Transfer Learning from Audio Domains a Valuable Tool for Structural Health Monitoring

Abstract

Today, the application of artificial neural network tools to define models that mimic the dynamic behavior of structural systems is a wide-spread approach. A fundamental issue in developing these strategies for damage assessment in civil structures is represented by the unbalanced nature of the available databases, which commonly contain plenty of data coming from the structure under healthy operational conditions and very few samples from the system in unhealthy conditions since the structure would have failed by that time. Consequently, the learning task, carried on with standard deep learning approaches, becomes case-dependent and tends to be specialized for a particular structure and for a very limited number of damage scenarios. This work presents a framework for damage classification in structural systems intended to overcome such limitations. In this methodology, the model is trained to gain knowledge in the learning task from a rich acoustic dataset (source domain), acquiring higher-level features characterizing vibration traits from a rich acoustic dataset. This knowledge is then transferred to a target domain, with much less training data, such as a structural system, in order to classify its structural condition. The framework starts with constructing a time-delay neural network (TDNN) structure, trained on the VoxCeleb dataset, in the speech domain. The input of the network consists of Cepstral and pitch features extracted from the audio records. Higher-level features, the x-vectors, speaker embeddings, capturing neural outputs of the network’s intermediate layers, are derived and then used to train a probabilistic linear discriminant analysis (PLDA) model to provide a probabilistic discriminant model for speaker comparison.
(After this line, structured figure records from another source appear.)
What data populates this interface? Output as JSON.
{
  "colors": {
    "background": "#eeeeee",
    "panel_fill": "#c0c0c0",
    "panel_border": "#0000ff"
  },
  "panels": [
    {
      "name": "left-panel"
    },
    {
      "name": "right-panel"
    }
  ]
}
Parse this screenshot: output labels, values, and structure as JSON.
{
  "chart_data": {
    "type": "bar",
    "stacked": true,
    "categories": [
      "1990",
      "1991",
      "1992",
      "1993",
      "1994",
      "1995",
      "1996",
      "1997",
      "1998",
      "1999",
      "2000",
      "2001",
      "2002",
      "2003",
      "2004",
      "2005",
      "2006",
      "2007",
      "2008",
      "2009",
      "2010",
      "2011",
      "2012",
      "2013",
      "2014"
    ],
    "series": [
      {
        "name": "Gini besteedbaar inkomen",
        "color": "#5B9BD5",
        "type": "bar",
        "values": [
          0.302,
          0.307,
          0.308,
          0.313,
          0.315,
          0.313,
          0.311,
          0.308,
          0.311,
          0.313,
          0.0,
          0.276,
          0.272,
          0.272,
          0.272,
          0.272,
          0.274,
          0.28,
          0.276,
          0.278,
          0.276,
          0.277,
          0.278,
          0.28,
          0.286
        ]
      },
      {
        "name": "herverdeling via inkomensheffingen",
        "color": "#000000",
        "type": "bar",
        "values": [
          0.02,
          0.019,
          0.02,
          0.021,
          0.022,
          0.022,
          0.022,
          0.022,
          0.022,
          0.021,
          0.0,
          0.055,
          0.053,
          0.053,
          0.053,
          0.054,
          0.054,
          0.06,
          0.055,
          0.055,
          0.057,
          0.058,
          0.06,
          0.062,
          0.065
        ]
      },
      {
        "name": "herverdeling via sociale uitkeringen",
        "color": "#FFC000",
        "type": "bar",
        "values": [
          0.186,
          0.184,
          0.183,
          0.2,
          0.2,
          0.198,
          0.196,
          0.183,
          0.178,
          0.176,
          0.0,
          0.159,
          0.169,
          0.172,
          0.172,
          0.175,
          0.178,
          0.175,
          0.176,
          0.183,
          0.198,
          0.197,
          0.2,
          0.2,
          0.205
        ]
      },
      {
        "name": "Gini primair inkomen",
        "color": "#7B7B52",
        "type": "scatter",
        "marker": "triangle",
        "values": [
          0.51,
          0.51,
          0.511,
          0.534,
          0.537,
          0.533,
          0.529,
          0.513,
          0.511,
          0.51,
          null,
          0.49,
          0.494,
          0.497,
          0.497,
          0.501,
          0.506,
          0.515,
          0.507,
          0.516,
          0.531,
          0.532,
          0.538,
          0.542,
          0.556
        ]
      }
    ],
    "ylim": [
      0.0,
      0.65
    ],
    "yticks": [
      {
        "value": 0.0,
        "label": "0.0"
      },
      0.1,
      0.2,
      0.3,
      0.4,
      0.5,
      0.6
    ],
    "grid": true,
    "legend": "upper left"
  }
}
These features collect generic information regarding the source domain and characterize a classification process based on the frequency content of signals, which is not strictly dependent on the original acoustic domain. Because of the non-case-dependent nature of the x-vector embeddings (features), they can be used to train an alternative PLDA model to address a damage classification task, considering vibration measurements coming from a different system, a structural one which represents the target domain. The simulated data from the 12 degrees of freedom benchmark shear-building structure provided by the IASC-ASCE Structural Health Monitoring Group are studied to verify the proposed framework’s effectiveness.